Attention, toutefois : comme au siècle dernier le travail couché en scierie provoquait un pectus excavatum, affaissement létal des poumons, l’intelligence artificielle (IA) générative est en voie d’atrophier notre faculté de langage, ressort vital de la pensée.
En effet, une langue vivante permet de dire et d’interpréter le monde en ajustant librement l’une à l’autre.
Qui plus est, elle permet d’en orienter la trame en renouvelant formes, formulations et concepts. Ainsi coévoluent langue et société.
Or, l’IA générative carbure aux déjà-dits. Elle produit du préformaté suivant un pur calcul probabiliste. Elle privilégie systématiquement les formes les plus fréquemment rencontrées dans la mer de textes dont on l’alimente. Elle ne nous ressert ensuite, dans un emballage trompeusement neuf, que du périmé.
Par conséquent, elle dévitalise le langage et, insidieusement, nous sclérose collectivement la cervelle.
Le sens mis au ban
Langagier de carrière, j’ai pu assister aux premières loges à cette dépossession du langage. En ce XXIe siècle qui s’enfonce, on assiste à une mutation inédite du métier de traducteur.
L’imposition d’outils dopés à l’IA par seul souci d’efficience conduit le langagier professionnel, Chaplin postmoderne, à rafistoler sans répit des textes faits de bouts de langue « artificiels ».
Cette hypertechnicisation du métier, je l’appréhendais depuis longtemps. Dans les années 1990, durant mes études doctorales, déjà, dans les universités, on ne jurait que par la « linguistique générative ».
Ouste le sens ! On n’en avait plus alors que pour la forme, la syntaxe.

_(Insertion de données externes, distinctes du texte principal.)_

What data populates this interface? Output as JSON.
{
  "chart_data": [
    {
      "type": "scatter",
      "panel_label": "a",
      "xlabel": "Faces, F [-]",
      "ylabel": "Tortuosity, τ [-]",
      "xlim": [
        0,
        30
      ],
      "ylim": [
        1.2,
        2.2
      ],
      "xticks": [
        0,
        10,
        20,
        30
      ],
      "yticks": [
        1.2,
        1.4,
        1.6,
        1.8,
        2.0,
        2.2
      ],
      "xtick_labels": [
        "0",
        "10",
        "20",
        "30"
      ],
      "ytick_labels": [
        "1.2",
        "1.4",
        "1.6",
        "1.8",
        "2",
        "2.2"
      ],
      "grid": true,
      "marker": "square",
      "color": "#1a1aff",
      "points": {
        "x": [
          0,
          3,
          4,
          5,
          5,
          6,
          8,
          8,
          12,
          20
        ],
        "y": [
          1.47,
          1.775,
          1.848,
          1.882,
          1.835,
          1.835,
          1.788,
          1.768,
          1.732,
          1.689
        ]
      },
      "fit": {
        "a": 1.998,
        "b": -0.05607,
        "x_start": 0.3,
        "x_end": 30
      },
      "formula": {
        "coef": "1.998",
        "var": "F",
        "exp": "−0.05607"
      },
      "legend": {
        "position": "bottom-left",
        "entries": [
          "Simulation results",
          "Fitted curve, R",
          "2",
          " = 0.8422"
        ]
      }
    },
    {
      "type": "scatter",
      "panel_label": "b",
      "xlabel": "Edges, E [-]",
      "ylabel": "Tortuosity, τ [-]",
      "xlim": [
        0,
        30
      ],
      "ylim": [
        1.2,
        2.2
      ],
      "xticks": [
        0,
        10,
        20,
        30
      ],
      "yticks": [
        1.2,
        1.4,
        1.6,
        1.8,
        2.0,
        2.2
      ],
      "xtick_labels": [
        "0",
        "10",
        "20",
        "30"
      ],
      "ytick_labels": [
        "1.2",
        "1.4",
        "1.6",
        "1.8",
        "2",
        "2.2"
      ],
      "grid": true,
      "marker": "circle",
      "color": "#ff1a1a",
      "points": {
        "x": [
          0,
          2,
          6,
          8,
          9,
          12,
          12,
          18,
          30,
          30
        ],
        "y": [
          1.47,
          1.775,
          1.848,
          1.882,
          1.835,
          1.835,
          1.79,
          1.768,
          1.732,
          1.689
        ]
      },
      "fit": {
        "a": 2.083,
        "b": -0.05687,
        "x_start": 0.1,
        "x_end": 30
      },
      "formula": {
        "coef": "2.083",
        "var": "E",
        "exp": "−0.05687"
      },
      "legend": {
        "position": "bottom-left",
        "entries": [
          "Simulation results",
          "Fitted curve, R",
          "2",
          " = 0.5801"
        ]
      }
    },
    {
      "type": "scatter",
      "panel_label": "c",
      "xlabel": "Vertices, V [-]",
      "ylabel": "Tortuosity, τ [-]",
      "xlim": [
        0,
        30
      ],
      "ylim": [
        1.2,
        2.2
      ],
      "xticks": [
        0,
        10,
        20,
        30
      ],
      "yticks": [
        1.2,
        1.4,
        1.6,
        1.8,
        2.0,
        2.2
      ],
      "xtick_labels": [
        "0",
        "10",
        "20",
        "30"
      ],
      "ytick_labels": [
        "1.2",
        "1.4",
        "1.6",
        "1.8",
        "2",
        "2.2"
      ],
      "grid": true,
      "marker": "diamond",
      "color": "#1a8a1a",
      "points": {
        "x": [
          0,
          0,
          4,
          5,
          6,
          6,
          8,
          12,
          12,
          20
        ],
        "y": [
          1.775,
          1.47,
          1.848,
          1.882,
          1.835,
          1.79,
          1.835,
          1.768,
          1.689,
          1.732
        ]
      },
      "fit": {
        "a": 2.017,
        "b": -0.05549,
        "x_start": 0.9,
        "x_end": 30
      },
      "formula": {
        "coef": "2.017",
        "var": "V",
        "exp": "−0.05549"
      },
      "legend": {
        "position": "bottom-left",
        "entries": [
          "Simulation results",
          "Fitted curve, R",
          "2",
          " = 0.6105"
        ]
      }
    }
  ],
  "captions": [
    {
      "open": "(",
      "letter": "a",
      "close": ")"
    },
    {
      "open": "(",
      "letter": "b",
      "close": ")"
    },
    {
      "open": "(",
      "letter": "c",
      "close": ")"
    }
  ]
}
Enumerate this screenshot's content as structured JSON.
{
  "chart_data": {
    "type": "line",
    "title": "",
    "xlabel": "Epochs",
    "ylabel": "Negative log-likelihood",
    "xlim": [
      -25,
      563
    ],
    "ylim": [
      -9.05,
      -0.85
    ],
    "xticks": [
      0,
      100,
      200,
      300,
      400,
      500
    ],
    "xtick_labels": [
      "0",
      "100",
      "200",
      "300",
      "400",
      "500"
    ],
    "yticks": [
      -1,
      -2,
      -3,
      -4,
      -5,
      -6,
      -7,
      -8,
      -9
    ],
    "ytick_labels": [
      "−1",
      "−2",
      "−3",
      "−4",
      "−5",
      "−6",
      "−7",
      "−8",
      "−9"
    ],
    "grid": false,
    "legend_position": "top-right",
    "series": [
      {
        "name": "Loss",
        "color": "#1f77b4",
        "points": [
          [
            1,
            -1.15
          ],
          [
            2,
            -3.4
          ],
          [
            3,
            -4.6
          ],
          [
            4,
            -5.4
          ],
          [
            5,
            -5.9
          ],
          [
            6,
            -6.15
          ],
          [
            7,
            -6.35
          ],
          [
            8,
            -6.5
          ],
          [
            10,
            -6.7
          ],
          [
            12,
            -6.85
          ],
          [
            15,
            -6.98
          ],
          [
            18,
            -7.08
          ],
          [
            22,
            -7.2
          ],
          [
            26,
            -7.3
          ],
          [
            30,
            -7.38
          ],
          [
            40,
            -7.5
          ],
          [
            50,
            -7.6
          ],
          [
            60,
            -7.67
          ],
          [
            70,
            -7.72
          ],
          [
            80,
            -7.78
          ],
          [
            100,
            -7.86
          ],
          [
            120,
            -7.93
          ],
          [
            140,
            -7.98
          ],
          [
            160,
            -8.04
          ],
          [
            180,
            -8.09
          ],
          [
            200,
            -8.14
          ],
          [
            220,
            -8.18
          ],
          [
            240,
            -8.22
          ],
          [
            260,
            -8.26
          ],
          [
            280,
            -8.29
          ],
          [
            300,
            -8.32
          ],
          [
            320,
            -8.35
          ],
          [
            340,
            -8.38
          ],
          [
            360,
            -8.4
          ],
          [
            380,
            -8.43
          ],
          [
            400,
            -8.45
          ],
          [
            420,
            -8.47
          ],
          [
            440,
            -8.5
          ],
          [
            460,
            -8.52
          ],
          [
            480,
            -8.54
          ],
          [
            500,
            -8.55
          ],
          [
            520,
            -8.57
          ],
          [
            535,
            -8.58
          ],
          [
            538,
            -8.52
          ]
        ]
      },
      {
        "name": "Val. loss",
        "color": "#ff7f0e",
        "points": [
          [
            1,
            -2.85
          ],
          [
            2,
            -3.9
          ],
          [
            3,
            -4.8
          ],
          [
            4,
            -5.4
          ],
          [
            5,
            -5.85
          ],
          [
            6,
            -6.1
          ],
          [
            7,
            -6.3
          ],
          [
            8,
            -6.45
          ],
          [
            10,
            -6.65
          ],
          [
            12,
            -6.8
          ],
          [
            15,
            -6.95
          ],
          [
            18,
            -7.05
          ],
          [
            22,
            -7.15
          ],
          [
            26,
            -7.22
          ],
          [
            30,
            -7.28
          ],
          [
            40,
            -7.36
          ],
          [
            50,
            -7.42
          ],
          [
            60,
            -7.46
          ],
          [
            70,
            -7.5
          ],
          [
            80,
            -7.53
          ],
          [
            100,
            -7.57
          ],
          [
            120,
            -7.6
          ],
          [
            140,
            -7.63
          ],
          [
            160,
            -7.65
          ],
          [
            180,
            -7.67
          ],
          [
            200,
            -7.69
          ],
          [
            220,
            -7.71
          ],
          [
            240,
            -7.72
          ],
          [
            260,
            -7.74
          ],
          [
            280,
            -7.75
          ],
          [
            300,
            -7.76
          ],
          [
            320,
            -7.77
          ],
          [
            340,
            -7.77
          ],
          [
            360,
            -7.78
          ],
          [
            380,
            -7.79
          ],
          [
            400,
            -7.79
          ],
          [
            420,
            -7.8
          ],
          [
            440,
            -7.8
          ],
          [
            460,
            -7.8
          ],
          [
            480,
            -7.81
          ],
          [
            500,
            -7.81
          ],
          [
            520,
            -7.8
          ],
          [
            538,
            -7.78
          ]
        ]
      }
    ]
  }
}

Et tout comme en psychologie l’idéologie behavioriste jugeait indigne de science la subjectivité, intériorité inobservable et sans importance (horreur !), la linguistique boudait le sens et se vouait à la quête d’une grammaire universelle, code strictement formel qu’on croyait tapi et « programmé » dans le cerveau, à l’instar d’un langage informatique…
La linguistique générative s’est essoufflée depuis, mais l’idéologie scientiste qui l’impulsait persiste.
L’informatisation du langage est devenue la seule avenue de recherche « sérieuse ».
Malgré quelques poches de résistance humaniste, ringardisées, la traduction était dès lors destinée au broyeur de l’IA.
Les sens avant le sens
Dans les années 1980, j’étais convié par mes professeurs à la lecture décomplexée de tout, absolument tout, du tube de pâte dentifrice aux encyclopédies, en passant par les oeuvres littéraires et scientifiques, la presse de gauche et de droite.
On m’invitait ainsi à me placer jovialement au carrefour des us et savoirs humains.
Ce n’est que riche de ces ressources « intériorisées » que je pourrais aspirer, un jour, à traduire « intelligemment », au diapason de la société.
Plus mémorable encore, en début de carrière, ma mentore, me voyant peiner sur un texte technique, m’avait sommé : « Pour traduire un texte en électricité, tu dois voir et ressentir le monde comme un électron. » Ce conseil insolite contenait une vérité profonde.
À sa base, pour être comprise, une langue doit être incarnée, c’est-à-dire vécue dans un corps, expérimentée dans le monde. De même, pour communiquer, il faut entrer en résonance avec le sujet et le destinataire du message.
Pour l’enfant qui se développe, c’est ce lien organique et relationnel qui donnera « sens et corps » à sa langue maternelle. Or, que comprend ou ressent une machine quand elle génère le mot « bleu » ? Rien, nada !
Alors que pour l’humain, ce « bleu » aura d’abord été ressenti devant un ciel dégagé, un bleuet, les yeux d’une maman… Le sens du bleu, donc, c’est d’abord le bleu vécu, seulement ensuite, le bleu dit ou écrit.
À l’ère où l’IA envahit toutes les sphères de la société, il faut urgemment cultiver une « neuro-sagesse ».
Ce terme, je l’emprunte à Idriss Aberkane, pour qui le développement de l’intelligence passe d’abord par de saines pratiques « neuro-ergonomiques ».
Cessons d’abord de confier aveuglément à l’IA, boîte noire sans âme ni conscience, la responsabilité d’écrire, de parler, bientôt de penser à notre place.
Il y a bien, ici et là, de petites lueurs d’espoir. Une école est récemment revenue au crayon à mine pour restimuler la motricité fine chez les enfants du primaire, capacité qui battait de l’aile depuis l’introduction tous azimuts des tablettes en classe.
C’est ce type de repli salutaire qu’il faut encourager et explorer.
L’ébéniste, souvent, dépose l’outil et caresse longuement le bois pour l’apprivoiser. La qualité de son travail en dépend.
Apprenons à déposer l’ordi pour apprivoiser le langage, sans artifice.
La qualité de notre pensée en dépend.